Trigonometry Calculator – Sin, Cos, Tan & Inverse Functions
Calculate sine, cosine, tangent, and inverse trig functions. Solve right triangles and convert between degrees and radians. Free online trig calculator.
The Six Trigonometric Functions
Trigonometry is built on six fundamental functions relating angles to ratios of sides in a right triangle. For an angle θ in a right triangle with opposite side O, adjacent side A, and hypotenuse H:
| Function | Abbreviation | Formula | Reciprocal |
|---|---|---|---|
| Sine | sin θ | O/H | cosecant (csc) |
| Cosine | cos θ | A/H | secant (sec) |
| Tangent | tan θ | O/A | cotangent (cot) |
| Cosecant | csc θ | H/O | sine |
| Secant | sec θ | H/A | cosine |
| Cotangent | cot θ | A/O | tangent |
The memory aid SOH-CAH-TOA helps: Sine = Opposite/Hypotenuse, Cosine = Adjacent/Hypotenuse, Tangent = Opposite/Adjacent.
Common Angle Values
Certain angles appear frequently and are worth memorizing:
| Degrees | Radians | sin | cos | tan |
|---|---|---|---|---|
| 0° | 0 | 0 | 1 | 0 |
| 30° | π/6 | 1/2 | √3/2 | 1/√3 |
| 45° | π/4 | √2/2 | √2/2 | 1 |
| 60° | π/3 | √3/2 | 1/2 | √3 |
| 90° | π/2 | 1 | 0 | undefined |
| 180° | π | 0 | −1 | 0 |
| 270° | 3π/2 | −1 | 0 | undefined |
| 360° | 2π | 0 | 1 | 0 |
Degrees vs. Radians
Angles can be measured in degrees or radians. Degrees divide a full circle into 360 equal parts. Radians measure angle as the ratio of arc length to radius — a full circle equals 2π radians.
Conversion formulas:
- Degrees to radians: radians = degrees × π / 180
- Radians to degrees: degrees = radians × 180 / π
Radians are the natural unit in calculus and physics. The derivative of sin(x) is cos(x) only when x is in radians. In programming, most math libraries use radians by default.

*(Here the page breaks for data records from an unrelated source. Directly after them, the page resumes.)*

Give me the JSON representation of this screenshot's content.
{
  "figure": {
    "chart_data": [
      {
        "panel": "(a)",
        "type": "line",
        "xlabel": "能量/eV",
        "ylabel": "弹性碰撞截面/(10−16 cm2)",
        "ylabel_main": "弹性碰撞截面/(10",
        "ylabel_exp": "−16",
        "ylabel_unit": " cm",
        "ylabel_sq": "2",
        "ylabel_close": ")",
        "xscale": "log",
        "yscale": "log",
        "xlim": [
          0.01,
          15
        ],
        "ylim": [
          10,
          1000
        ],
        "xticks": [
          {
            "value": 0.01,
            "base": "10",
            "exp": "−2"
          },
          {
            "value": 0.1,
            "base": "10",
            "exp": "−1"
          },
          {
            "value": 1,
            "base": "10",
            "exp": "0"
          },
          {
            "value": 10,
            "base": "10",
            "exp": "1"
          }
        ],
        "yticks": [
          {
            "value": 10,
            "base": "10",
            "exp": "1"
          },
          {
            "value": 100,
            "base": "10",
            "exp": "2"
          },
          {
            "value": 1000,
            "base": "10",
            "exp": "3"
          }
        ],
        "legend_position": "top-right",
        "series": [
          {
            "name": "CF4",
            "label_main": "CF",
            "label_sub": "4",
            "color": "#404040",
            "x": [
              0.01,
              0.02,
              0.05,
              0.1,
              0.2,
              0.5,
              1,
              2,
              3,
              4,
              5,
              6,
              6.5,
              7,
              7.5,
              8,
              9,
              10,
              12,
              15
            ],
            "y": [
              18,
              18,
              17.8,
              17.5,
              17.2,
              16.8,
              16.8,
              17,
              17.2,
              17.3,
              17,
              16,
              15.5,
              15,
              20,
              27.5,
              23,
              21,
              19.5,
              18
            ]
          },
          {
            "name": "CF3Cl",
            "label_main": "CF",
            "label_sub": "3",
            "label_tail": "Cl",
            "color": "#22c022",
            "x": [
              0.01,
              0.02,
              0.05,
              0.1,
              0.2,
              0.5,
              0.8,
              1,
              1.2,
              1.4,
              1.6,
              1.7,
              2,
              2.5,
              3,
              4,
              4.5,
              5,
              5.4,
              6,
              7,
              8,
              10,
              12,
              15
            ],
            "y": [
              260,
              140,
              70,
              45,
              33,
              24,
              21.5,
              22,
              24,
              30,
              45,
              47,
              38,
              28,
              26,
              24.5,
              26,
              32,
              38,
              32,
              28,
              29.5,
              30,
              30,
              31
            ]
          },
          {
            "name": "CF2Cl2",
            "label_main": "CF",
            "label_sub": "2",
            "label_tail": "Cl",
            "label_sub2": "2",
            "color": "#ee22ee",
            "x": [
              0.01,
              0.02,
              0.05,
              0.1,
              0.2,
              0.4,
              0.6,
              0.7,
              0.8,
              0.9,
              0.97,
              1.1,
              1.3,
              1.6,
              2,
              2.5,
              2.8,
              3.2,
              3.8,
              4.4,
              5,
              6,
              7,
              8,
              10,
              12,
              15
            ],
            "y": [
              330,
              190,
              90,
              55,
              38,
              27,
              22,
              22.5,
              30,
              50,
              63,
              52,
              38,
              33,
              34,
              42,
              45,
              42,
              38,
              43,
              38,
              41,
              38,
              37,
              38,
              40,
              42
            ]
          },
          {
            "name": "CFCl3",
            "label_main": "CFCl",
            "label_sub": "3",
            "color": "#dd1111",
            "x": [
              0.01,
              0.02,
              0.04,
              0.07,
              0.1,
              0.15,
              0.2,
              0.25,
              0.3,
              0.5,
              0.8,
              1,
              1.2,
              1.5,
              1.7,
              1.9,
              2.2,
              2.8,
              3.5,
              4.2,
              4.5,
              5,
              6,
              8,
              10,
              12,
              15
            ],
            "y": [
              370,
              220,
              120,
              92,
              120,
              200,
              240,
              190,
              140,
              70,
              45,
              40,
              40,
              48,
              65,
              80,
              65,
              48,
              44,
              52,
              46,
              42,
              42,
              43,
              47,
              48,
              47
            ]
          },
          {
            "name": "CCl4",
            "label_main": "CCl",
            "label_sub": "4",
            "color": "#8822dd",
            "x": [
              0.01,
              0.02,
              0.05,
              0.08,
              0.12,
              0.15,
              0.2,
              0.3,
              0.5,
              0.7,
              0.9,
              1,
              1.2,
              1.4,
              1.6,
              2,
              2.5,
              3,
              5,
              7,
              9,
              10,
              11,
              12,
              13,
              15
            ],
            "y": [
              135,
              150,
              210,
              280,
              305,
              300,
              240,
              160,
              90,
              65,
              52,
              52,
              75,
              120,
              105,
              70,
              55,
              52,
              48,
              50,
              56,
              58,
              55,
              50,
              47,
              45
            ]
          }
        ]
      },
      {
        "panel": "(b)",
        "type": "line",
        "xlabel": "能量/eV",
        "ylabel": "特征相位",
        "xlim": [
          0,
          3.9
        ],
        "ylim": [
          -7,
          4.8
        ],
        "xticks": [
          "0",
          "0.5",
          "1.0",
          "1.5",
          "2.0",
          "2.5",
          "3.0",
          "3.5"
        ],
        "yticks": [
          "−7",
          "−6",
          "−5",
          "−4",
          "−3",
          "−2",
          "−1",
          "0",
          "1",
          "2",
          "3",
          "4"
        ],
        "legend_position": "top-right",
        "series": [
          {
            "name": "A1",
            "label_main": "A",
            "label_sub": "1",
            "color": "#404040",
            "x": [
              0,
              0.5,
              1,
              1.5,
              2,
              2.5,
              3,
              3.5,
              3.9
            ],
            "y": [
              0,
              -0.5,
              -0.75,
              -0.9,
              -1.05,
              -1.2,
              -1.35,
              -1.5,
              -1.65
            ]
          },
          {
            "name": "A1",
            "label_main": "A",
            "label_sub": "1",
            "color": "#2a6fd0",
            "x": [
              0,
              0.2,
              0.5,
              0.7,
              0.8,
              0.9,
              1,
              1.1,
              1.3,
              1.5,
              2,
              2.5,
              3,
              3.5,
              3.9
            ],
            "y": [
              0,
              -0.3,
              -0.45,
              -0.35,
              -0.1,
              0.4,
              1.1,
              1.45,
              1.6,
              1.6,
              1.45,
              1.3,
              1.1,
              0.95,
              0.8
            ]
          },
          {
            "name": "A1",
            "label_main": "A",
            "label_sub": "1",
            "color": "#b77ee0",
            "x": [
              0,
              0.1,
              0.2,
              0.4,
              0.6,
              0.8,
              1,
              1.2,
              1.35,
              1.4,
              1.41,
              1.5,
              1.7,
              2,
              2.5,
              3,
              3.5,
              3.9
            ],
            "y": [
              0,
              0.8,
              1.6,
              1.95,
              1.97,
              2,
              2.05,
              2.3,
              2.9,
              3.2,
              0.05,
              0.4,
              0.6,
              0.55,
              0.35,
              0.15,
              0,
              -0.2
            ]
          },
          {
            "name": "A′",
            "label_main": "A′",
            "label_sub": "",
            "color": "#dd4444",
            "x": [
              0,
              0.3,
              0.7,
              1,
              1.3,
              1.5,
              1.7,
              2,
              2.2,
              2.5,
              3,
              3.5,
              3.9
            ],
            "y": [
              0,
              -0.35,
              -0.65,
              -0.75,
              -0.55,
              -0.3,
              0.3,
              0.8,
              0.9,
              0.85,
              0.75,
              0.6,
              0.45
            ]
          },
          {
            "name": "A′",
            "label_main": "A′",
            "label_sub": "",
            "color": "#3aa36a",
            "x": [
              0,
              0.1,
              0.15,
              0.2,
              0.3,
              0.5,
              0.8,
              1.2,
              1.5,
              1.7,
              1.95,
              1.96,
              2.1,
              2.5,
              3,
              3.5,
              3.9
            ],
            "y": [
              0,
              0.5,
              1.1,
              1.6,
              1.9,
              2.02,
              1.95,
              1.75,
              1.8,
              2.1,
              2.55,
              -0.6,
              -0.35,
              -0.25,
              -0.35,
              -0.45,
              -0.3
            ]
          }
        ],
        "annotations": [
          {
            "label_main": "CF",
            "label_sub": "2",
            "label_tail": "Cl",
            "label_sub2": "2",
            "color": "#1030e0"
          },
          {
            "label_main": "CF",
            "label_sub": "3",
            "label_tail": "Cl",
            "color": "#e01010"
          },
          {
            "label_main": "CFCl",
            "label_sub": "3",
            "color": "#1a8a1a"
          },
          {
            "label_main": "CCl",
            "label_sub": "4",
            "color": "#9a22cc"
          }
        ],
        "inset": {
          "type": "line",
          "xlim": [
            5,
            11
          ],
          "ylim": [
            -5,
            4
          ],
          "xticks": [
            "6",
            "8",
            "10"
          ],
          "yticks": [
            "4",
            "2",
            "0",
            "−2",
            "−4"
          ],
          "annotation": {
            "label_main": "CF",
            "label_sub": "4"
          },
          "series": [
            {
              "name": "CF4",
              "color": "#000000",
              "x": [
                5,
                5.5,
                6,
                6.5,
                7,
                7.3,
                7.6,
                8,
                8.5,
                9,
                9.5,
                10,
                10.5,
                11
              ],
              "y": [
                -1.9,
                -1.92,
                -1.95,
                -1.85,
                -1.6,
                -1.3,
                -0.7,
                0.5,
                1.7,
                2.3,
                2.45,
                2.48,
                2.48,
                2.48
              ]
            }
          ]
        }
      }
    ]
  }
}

Pythagorean Theorem and Trig Identities
The most important identity in trigonometry: sin²θ + cos²θ = 1. This follows directly from the Pythagorean theorem (O² + A² = H²) divided by H².
Other key identities:
- Double angle: sin(2θ) = 2sin(θ)cos(θ); cos(2θ) = cos²θ − sin²θ
- Sum of angles: sin(A+B) = sin(A)cos(B) + cos(A)sin(B)
- Tangent identity: tan(θ) = sin(θ)/cos(θ)
- Reciprocal: csc(θ) = 1/sin(θ); sec(θ) = 1/cos(θ); cot(θ) = 1/tan(θ)
💡 Did you know?
- The word "trigonometry" comes from Greek: trigonon (triangle) + metron (measure).
- Hipparchus of Nicaea (190–120 BC) is often called the "father of trigonometry" — he compiled the first known trigonometric table.
- GPS navigation, computer graphics, sound waves, and AC electrical circuits all rely on trigonometric functions.
Frequently Asked Questions
What is the difference between sin, cos, and tan?
In a right triangle: sine is the ratio of the opposite side to the hypotenuse; cosine is adjacent to hypotenuse; tangent is opposite to adjacent. Remember SOH-CAH-TOA. Each function produces a value between −1 and 1 (tan can be any value), representing the relationship between an angle and side lengths.
How do I use inverse trig functions (arcsin, arccos, arctan)?
Inverse functions find the angle given a ratio. If sin(θ) = 0.5, then θ = arcsin(0.5) = 30°. Use arcsin when you know opposite/hypotenuse; arccos when you know adjacent/hypotenuse; arctan when you know opposite/adjacent. Calculator buttons: sin⁻¹, cos⁻¹, tan⁻¹ (same as arcsin, arccos, arctan).
Why does tan(90°) not exist?
Tangent = sin/cos. At 90°, cos(90°) = 0, and division by zero is undefined. On a graph, tangent approaches ±infinity as the angle approaches 90°. This is called a vertical asymptote. Similarly, tan(270°) is undefined.
What are trig functions used for in real life?
Trigonometry is used in: navigation (GPS, aviation, sailing), architecture and construction (roof angles, staircase calculations), physics (waves, oscillations, AC circuits), computer graphics (3D rotation, game engines), astronomy (measuring distances to stars), and engineering (structural analysis, signal processing).